Ali and Echevarria both took multiple opportunities to encourage anyone with information about the shootings to come forward to the department, or submit a tip anonymously through the Tip 411 platform.
Both also talked about addressing “root causes” of violence. When questioned on whether or not this should include more community resources, Echevarria said the city is flush with them.
“Adults need to start taking responsibility. Parents need to start taking responsibility, and we can't force that until it hits them on their doorstep,” Echevarria said. “Maybe that's what it's going to take. We don't want that to happen. Take responsibility now before some other catastrophe happens.”
The block of Marquette where Wednesday night’s shooting occurred has received some of those resources. Peoria’s Safety Network began door knocking and assessing the needs of families there over the last few months.
However, Ali claims, Wednesday’s shooting does not mean those strategies aren’t working.
“It's a process. It's a process,” she said. “And we're going to continue to nurture those relationships.”
Some of the programs aimed at building relationships, like Cure Violence Initiative sitesin the East Bluff and South Side, have run into roadblocks. The Peoria City/County Health Department recently extended the deadline for a community partner organization for the South Side location to Sept. 26. This is the second time the deadline has been extended.

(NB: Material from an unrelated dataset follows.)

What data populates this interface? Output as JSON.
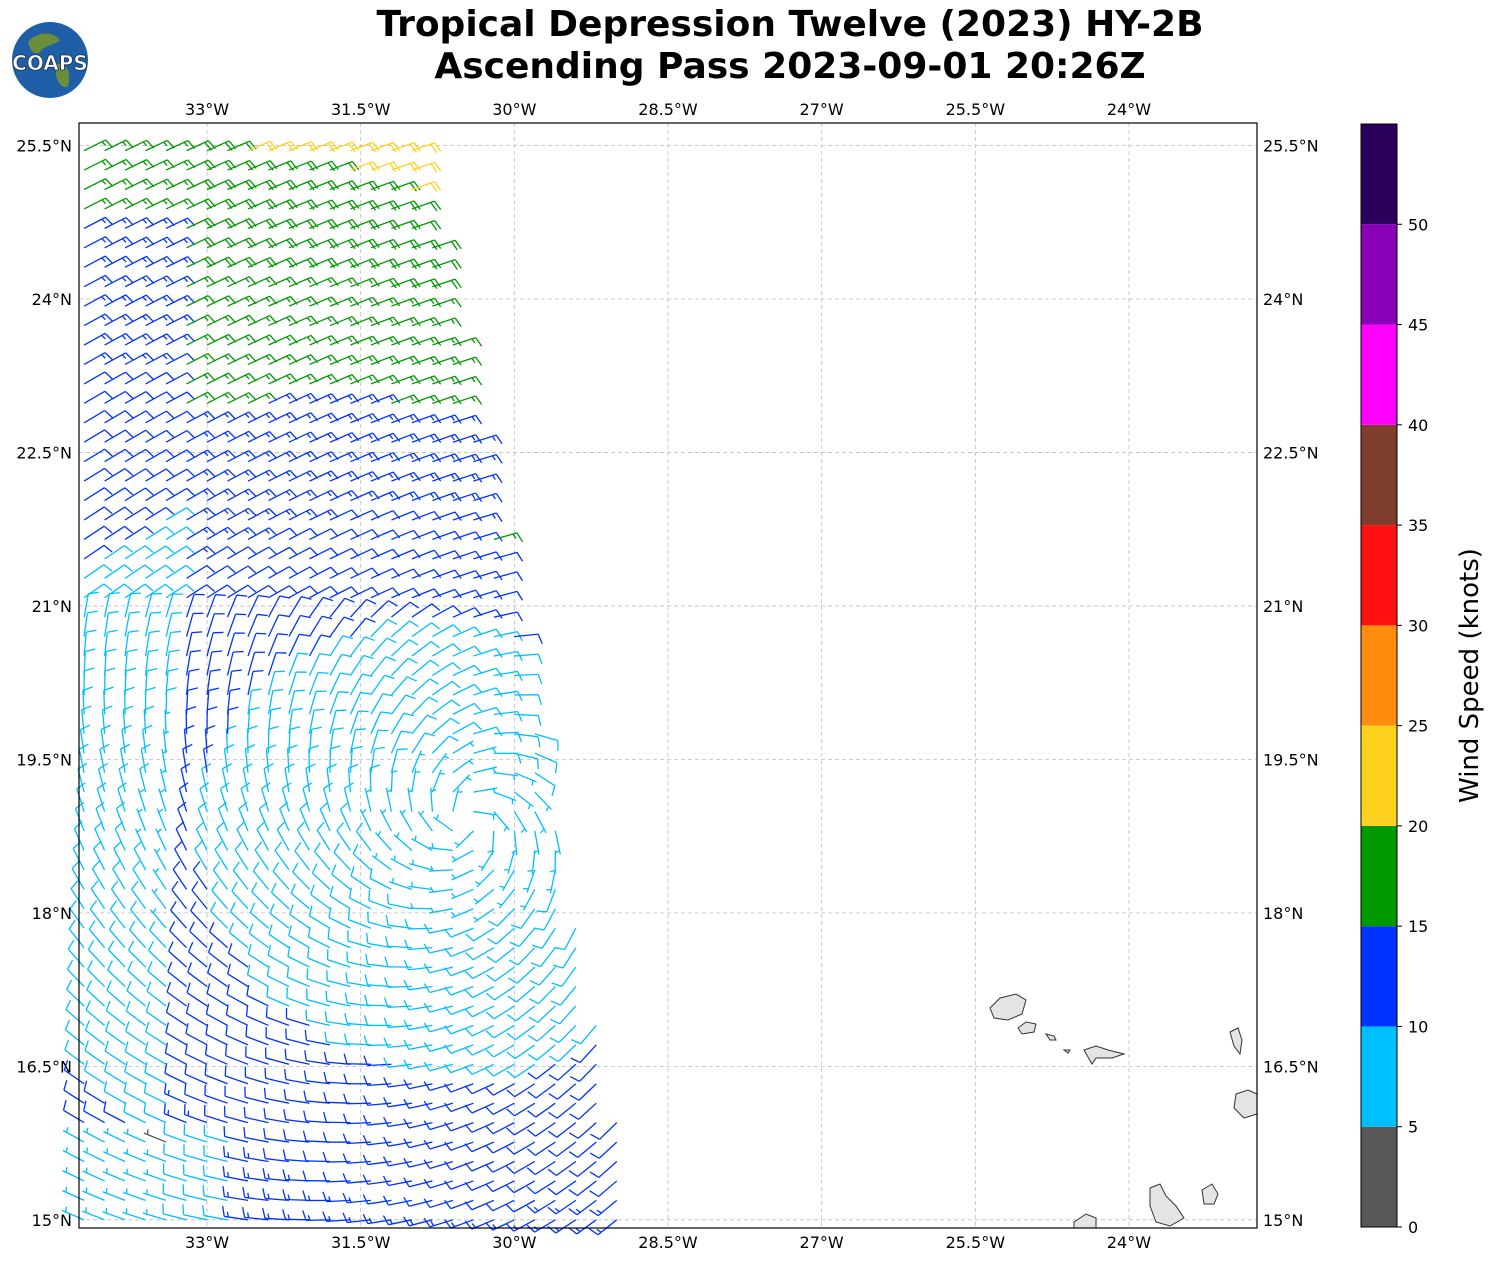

“Hopefully we'll get an organization in place and be able to implement Cure Violence for the South Side, beginning in January of next year,” Ali said. “Hopefully, we'll get an organization in place to be able to implement Cure Violence for the East Bluff.”
In the meantime, she said, personal accountability and sharing information is the best way to protect communities.
Echevarria also wants the community to avoid conflating those causing the violence with all of those living in a neighborhood.
“Whether we have one house or two houses or a small group of people that are causing a problem in that area,” Echevarria said. “It is not that whole neighborhood.”
Before the news conference ended, Denise Jackson took the stand to share a few words. Jackson is the council representative for the First District, where all three shootings took place.
“We just want you to have enough respect and value for human life, to not make decisions that you will regret in the future,” she said. “Because as we all know, from previous incidents, there are never any winners in situations like this. Never any winners.”
The story surrounding these shootings is continually developing and WCBU will continue to update them as more information becomes available.